In fact Pakistani diplomats are more upbeat when they argue that India should not mind dealing with Khan despite his dalliance with extremist and militant forces, as his neighbour-hood policy will have the full backing of the Army. They further argue that unlike Nawaz Sharif, Khan does not suffer from “a credibility deficit”; “it’s not just about corruption cases. Sharif was seen as representing corporate interests and he didn’t enjoy the confidence of other institutions including the Army. Khan has a clean image and anything he does with India will receive the full backing of the Army,” an anonymous Pakistan-based diplomat told The Times of India. (The Times of India, July 27, 2018)

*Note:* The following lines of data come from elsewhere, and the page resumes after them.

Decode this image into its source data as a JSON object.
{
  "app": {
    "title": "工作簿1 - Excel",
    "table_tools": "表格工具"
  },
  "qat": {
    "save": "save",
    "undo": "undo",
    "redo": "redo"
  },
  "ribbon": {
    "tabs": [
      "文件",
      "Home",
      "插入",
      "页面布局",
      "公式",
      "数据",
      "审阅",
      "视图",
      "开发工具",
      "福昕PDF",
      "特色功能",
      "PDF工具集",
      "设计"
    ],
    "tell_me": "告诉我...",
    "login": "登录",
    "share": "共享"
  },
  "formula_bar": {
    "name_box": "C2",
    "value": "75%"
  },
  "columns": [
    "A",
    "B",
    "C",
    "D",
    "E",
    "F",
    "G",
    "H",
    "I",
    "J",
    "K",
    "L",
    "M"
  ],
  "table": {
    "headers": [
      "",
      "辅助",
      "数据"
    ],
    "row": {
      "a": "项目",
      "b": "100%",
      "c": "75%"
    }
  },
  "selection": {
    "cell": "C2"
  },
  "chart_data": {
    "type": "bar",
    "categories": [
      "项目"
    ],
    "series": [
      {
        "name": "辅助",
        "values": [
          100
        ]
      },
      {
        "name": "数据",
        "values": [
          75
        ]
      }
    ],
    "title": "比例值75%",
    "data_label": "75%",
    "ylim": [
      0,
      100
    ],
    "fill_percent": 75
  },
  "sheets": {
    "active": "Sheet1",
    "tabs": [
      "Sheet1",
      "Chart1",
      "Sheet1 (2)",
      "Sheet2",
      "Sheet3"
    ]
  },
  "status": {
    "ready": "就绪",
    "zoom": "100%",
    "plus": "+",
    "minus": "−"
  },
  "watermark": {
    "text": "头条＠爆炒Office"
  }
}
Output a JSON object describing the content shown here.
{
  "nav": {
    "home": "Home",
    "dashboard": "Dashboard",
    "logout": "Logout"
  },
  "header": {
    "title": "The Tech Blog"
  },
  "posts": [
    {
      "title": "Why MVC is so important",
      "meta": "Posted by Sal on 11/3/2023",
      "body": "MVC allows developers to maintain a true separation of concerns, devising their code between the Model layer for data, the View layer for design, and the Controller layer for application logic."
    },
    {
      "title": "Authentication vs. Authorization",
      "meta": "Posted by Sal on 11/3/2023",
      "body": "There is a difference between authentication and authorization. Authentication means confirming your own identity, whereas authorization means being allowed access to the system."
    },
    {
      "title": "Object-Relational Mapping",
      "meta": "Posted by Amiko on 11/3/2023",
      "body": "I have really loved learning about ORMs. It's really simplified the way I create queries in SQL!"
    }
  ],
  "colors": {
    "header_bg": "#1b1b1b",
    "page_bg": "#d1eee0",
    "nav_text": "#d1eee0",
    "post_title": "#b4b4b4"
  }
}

This is however dubious logic, to say the least. The very fact that the leader of a country which claims itself to be a democracy is hamstrung in such a fashion to be able to take independent decisions speaks volumes about the room for manoeuvre for Imran Khan vis-a-vis India. In other words, the Pakistan Army will continue to call the shots in regard to decision-making on India. This does not augur well for prospects for breaking the ice between the two countries whose relations have reached rock bottom. This is, however, not meant to suggest that the future for India-Pakistan relations are bleak. Human societies of which nations are made generally survive on optimism. Both India and Pakistan must accept that they cannot change geography; they cannot also change each other’s Prime Ministers and have to work with whoever the peoples of the two countries choose as their leaders. Imran Khan—whatever his faults—has started a new chapter in the history of Pakistan. India faces general elections in May 2019. Much headway in bilateral ties is unlikely until a new government takes office in New Delhi—whatever its colour. Until then will it be too much to hope that the two sides will make an effort to break the ice taking advantage of the new dispensation in Islamabad?

Dr Purusottam Bhattacharya is the former Head and Professor of International Relations and former Director, School of International Relations and Strategic Studies, Jadavpur University, Kolkata.